The state’s anticipated growth in fixed costs marks the edge of an abyss: “Connecticut projects that service debt, pension, and other post-employment benefit costs will total 32.6 percent of fiscal 2018 general fund revenue, a level that the agency considers high, with the potential to increase in future years. Fixed cost growth has led to large out-year budget gap projections that could be difficult to manage following previous biennium tax increases and expenditure cuts."

Fixed costs are consuming a huge chuck of Connecticut’s budget and, in the meantime, the state’s economy continues to groan under a recession that ended in much of the country in the summer of 2009, seven years ago. Connecticut’s tax base is deteriorating, and the state has yet to recover the full complement of jobs lost during “The Great Recession.” Connecticut Department of Labor statistics show the state has recovered only 69% of jobs lost during the recession, not the sort of tide that, in the words of former President John Kennedy “lifts all the boats.” Connecticut’s job recovery “is into its 80th month and the state needs an additional 36,900 jobs to reach an employment expansion.”

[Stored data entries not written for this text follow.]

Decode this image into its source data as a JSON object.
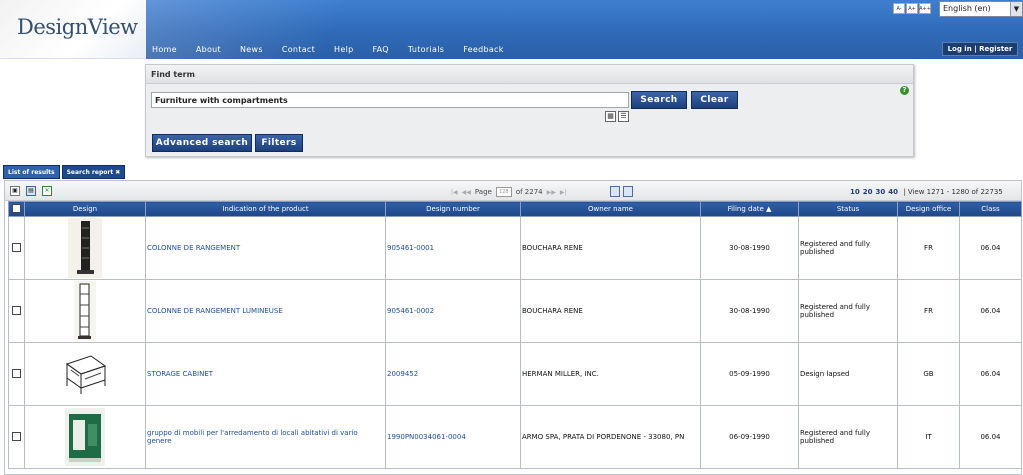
{
  "app": {
    "logo_text": "DesignView"
  },
  "nav": {
    "items": [
      "Home",
      "About",
      "News",
      "Contact",
      "Help",
      "FAQ",
      "Tutorials",
      "Feedback"
    ]
  },
  "font_size_buttons": [
    "A-",
    "A+",
    "A++"
  ],
  "language": {
    "selected": "English (en)"
  },
  "login": {
    "label": "Log in | Register"
  },
  "find": {
    "title": "Find term",
    "query": "Furniture with compartments",
    "search_label": "Search",
    "clear_label": "Clear",
    "advanced_label": "Advanced search",
    "filters_label": "Filters"
  },
  "tabs": [
    {
      "label": "List of results"
    },
    {
      "label": "Search report ✖"
    }
  ],
  "pager": {
    "page_label": "Page",
    "page_value": "128",
    "of_text": "of 2274",
    "per_page_options": [
      "10",
      "20",
      "30",
      "40"
    ],
    "view_text": "| View 1271 - 1280 of 22735"
  },
  "table": {
    "headers": [
      "",
      "Design",
      "Indication of the product",
      "Design number",
      "Owner name",
      "Filing date ▲",
      "Status",
      "Design office",
      "Class"
    ],
    "rows": [
      {
        "indication": "COLONNE DE RANGEMENT",
        "number": "905461-0001",
        "owner": "BOUCHARA RENE",
        "date": "30-08-1990",
        "status": "Registered and fully published",
        "office": "FR",
        "class": "06.04"
      },
      {
        "indication": "COLONNE DE RANGEMENT LUMINEUSE",
        "number": "905461-0002",
        "owner": "BOUCHARA RENE",
        "date": "30-08-1990",
        "status": "Registered and fully published",
        "office": "FR",
        "class": "06.04"
      },
      {
        "indication": "STORAGE CABINET",
        "number": "2009452",
        "owner": "HERMAN MILLER, INC.",
        "date": "05-09-1990",
        "status": "Design lapsed",
        "office": "GB",
        "class": "06.04"
      },
      {
        "indication": "gruppo di mobili per l'arredamento di locali abitativi di vario genere",
        "number": "1990PN0034061-0004",
        "owner": "ARMO SPA, PRATA DI PORDENONE - 33080, PN",
        "date": "06-09-1990",
        "status": "Registered and fully published",
        "office": "IT",
        "class": "06.04"
      }
    ]
  }
}
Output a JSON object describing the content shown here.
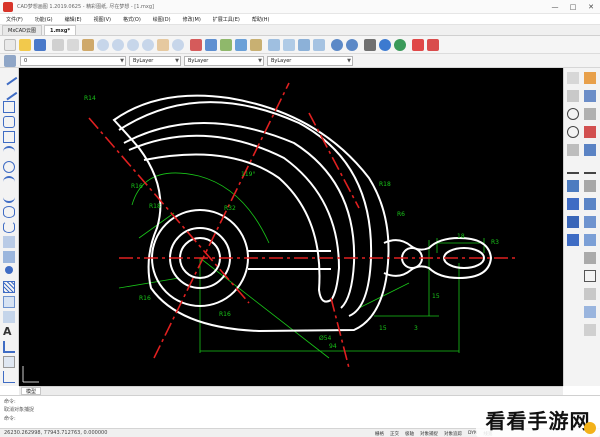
{
  "window": {
    "title": "CAD梦想画图 1.2019.0625 - 精彩图纸, 尽在梦想 - [1.mxg]",
    "controls": [
      "—",
      "□",
      "✕"
    ]
  },
  "menu": [
    "文件(F)",
    "功能(G)",
    "编辑(E)",
    "视图(V)",
    "格式(O)",
    "绘图(D)",
    "修改(M)",
    "扩展工具(E)",
    "帮助(H)"
  ],
  "tabs": [
    {
      "label": "MxCAD云图"
    },
    {
      "label": "1.mxg*"
    }
  ],
  "property_bar": {
    "layer_value": "0",
    "color_value": "ByLayer",
    "linetype_value": "ByLayer",
    "lineweight_value": "ByLayer"
  },
  "layout_tabs": [
    "模型"
  ],
  "command": {
    "history": "命令:",
    "current": "取消对象捕捉",
    "prompt": "命令:"
  },
  "status": {
    "coords": "26230.262998, 77943.712763, 0.000000",
    "toggles": [
      "栅格",
      "正交",
      "极轴",
      "对象捕捉",
      "对象追踪",
      "DYN",
      "线宽"
    ]
  },
  "drawing": {
    "dimensions": [
      "R14",
      "R16",
      "R18",
      "R32",
      "R16",
      "R16",
      "R18",
      "119°",
      "R6",
      "18",
      "R3",
      "15",
      "Ø54",
      "94",
      "3",
      "15"
    ],
    "colors": {
      "background": "#000000",
      "outline": "#ffffff",
      "centerline": "#e02020",
      "dimension": "#19c419"
    }
  },
  "watermark": {
    "text": "看看手游网"
  }
}
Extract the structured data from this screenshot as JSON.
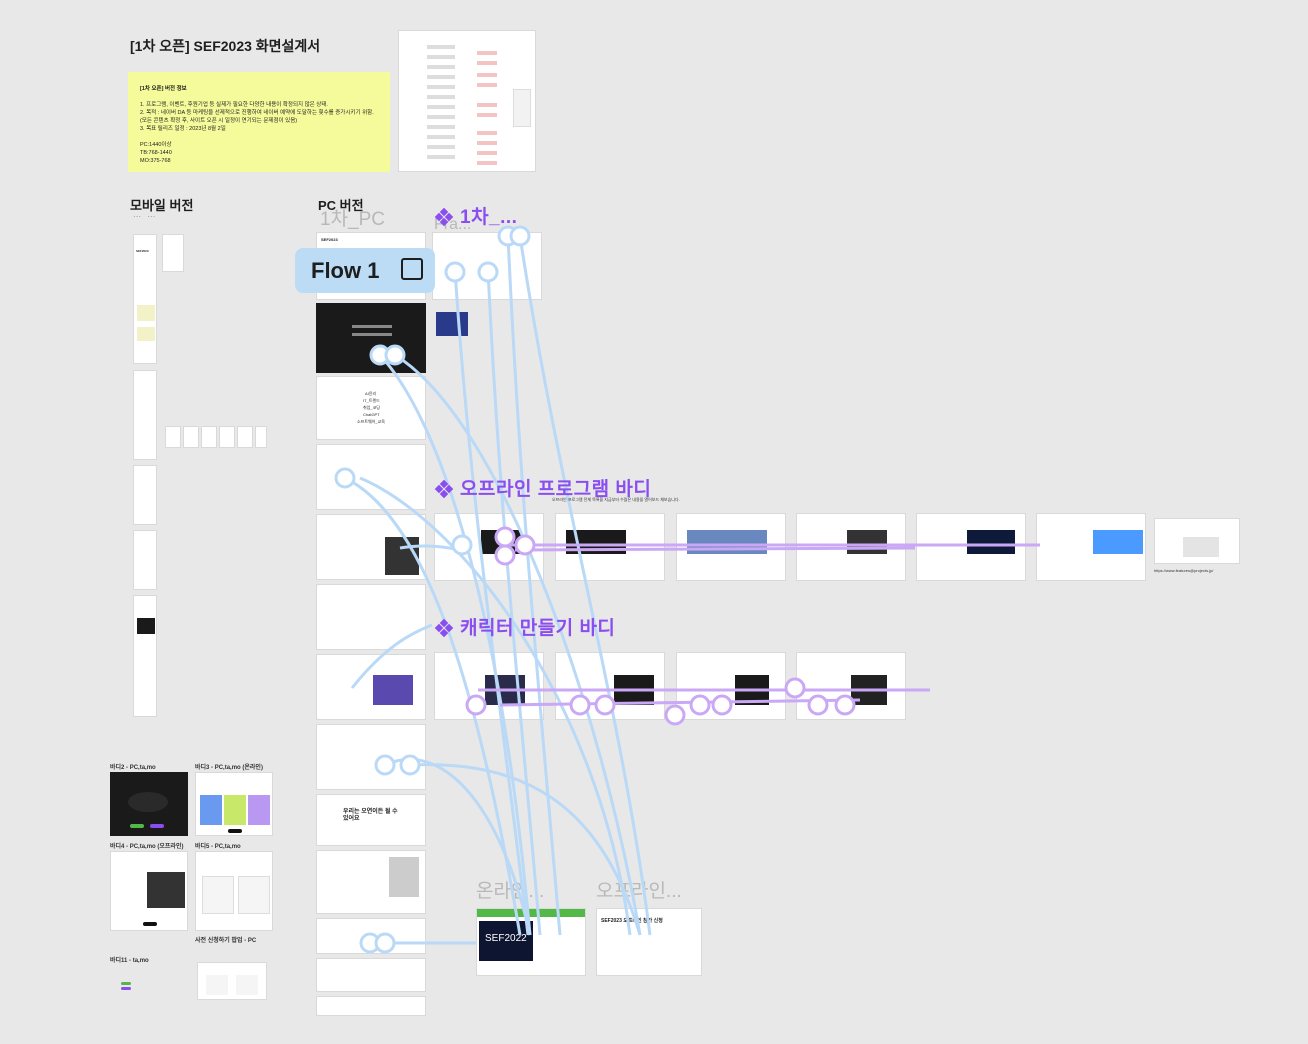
{
  "doc": {
    "title": "[1차 오픈] SEF2023 화면설계서"
  },
  "sticky": {
    "title": "[1차 오픈] 버전 정보",
    "line1": "1. 프로그램, 이벤트, 후원기업 등 실제가 필요한 다양한 내용이 확정되지 않은 상태.",
    "line2": "2. 목적 : 네이버 DA 등 마케팅을 선제적으로 진행하여 네이버 예약에 도달하는 횟수를 증가시키기 위함. (모든 콘텐츠 확정 후, 사이트 오픈 시 일정이 연기되는 문제점이 있음)",
    "line3": "3. 목표 릴리즈 일정 : 2023년 8월 2일",
    "pc": "PC:1440이상",
    "tb": "TB:768-1440",
    "mo": "MO:375-768"
  },
  "labels": {
    "mobile": "모바일 버전",
    "pc": "PC 버전",
    "pc_ghost": "1차_PC",
    "fra_ghost": "Fra...",
    "flow": "Flow 1",
    "sec1": "1차_...",
    "sec2": "오프라인 프로그램 바디",
    "sec3": "캐릭터 만들기 바디",
    "online_ghost": "온라인...",
    "offline_ghost": "오프라인...",
    "dots": "⋯ ⋯"
  },
  "frames": {
    "body2": "바디2 - PC,ta,mo",
    "body3": "바디3 - PC,ta,mo (온라인)",
    "body4": "바디4 - PC,ta,mo (오프라인)",
    "body5": "바디5 - PC,ta,mo",
    "popup": "사전 신청하기 팝업 - PC",
    "body11": "바디11 - ta,mo",
    "offline_apply_title": "SEF2023 오프라인 참가 신청",
    "url": "https://www.features@projects.jp/",
    "sef2022": "SEF2022",
    "sef2023": "SEF2023",
    "hero_text": "우리는 오연이든 될 수 있어요",
    "list_ai": "AI윤리",
    "list_it": "IT_트렌드",
    "list_career": "취업_코딩",
    "list_chatgpt": "ChatGPT",
    "list_soft": "소프트웨어_교육",
    "offline_desc": "오프라인 프로그램 전체 목록을 지금부터 수많은 내용을 열어보드 채보습니다."
  },
  "colors": {
    "accent_purple": "#8a4df0",
    "flow_blue": "#bcdcf5",
    "connector_blue": "#b9d9f7",
    "sticky_yellow": "#f5fa9a",
    "pink_note": "#e040a0",
    "green": "#53b848"
  }
}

Almost everyone but Ms. Walker -- including Mr. Malloy, author of the largest and the second largest tax increases in state history -- appreciates the now visible unintended consequences that attach to the state’s too frequent revenue enhancements. The richer the state budget, the poorer the people, and there is a direct causal connection between increases in revenue and increases in spending. Connecticut’s options, like its tax base, are diminishing as time inexorably rolls on. What Charles Dudley Warner, a friend of Mark Twain’s and an editor of the Hartford Courant, said of the weather in Connecticut, “While everybody talked about the weather, nobody seemed to do anything about it,” is true also of the state’s ruinous spending inflation.